「怪しい投資話」に、なぜ人は騙されてしまうのか。詐欺事件を専門的に扱っている杉山雅浩弁護士は「被害者のほとんどが、友人からの紹介で時計ブローカーを名乗る加害者を紹介されていたため、安心して投資してしまった。騙されないためには『他人に自分のお金を預けない』ことを徹底してほしい」という。ライターの黒島暁生さんが聞いた――。(後編/全2回)
資産がない人には借金をさせてお金を振り込ませる
(前編から続く)
――投資をめぐる詐欺事件やトラブルが発生しています。こうした事件は、経済力のある人が狙われるのでしょうか。
もちろん、投資詐欺に遭った人のなかには資産家もいます。ただ、全体の傾向としては、資産がある人がターゲットになっているのではなく、ごく普通のサラリーマン、学生、専業主婦などが被害に遭っています。
なぜなら詐欺師は「借金をしてでもこの投資のチャンスを逃すな」と刷り込むんです。詐欺師からすればお金を受け取れればいいので、被害者が借金をして作った金であっても関係ないのです。したがって「自分には資産がないから狙われることはない」と思うのは間違いで、借り入れなどによって詐欺の被害に遭うことがあると覚えておくといいでしょう。
――前編では投資詐欺、副業詐欺が増えているとのお話がありました。詐欺のトレンドはあるのでしょうか。
基本的に“流行り廃りはない”と私は考えています。ただ近年、モノとしての商品ではなく、権利・役務を売る「モノなしマルチ商法」が増えてきた印象があります。

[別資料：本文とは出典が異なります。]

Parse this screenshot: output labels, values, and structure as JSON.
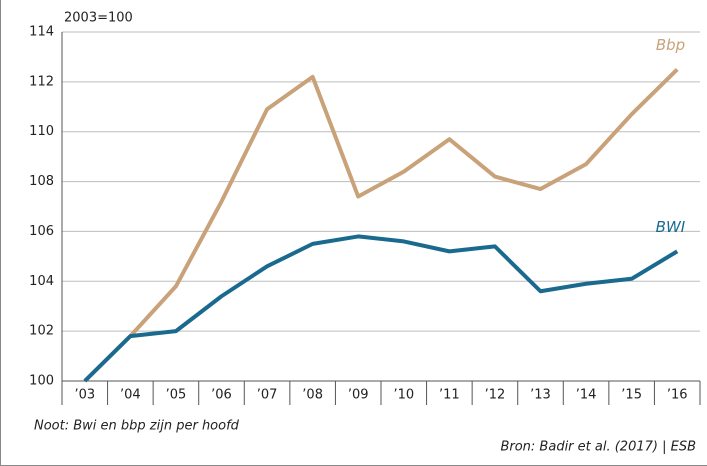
{
  "chart_data": {
    "type": "line",
    "y_axis_label": "2003=100",
    "categories": [
      "’03",
      "’04",
      "’05",
      "’06",
      "’07",
      "’08",
      "’09",
      "’10",
      "’11",
      "’12",
      "’13",
      "’14",
      "’15",
      "’16"
    ],
    "series": [
      {
        "name": "Bbp",
        "color": "#c9a27a",
        "values": [
          100,
          101.8,
          103.8,
          107.2,
          110.9,
          112.2,
          107.4,
          108.4,
          109.7,
          108.2,
          107.7,
          108.7,
          110.7,
          112.5
        ]
      },
      {
        "name": "BWI",
        "color": "#1a6a8f",
        "values": [
          100,
          101.8,
          102.0,
          103.4,
          104.6,
          105.5,
          105.8,
          105.6,
          105.2,
          105.4,
          103.6,
          103.9,
          104.1,
          105.2
        ]
      }
    ],
    "ylim": [
      100,
      114
    ],
    "yticks": [
      100,
      102,
      104,
      106,
      108,
      110,
      112,
      114
    ],
    "grid": true,
    "note": "Noot: Bwi en bbp zijn per hoofd",
    "source": "Bron: Badir et al. (2017) | ESB"
  }
}
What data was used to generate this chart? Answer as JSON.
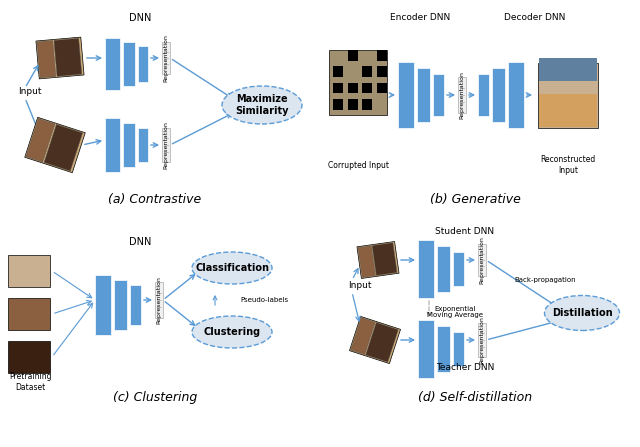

有名なところでは、暗号資産で資産運用をしてあげると持ちかけられる話です。
このときに、「誰かを紹介すれば報酬が得られる」「商品を売った人がさらに新たな人に売ると、追加で報酬がもらえる」という、いわゆる使い古されたマルチ商法の手法が取り入れられているものは詐欺なので注意してください。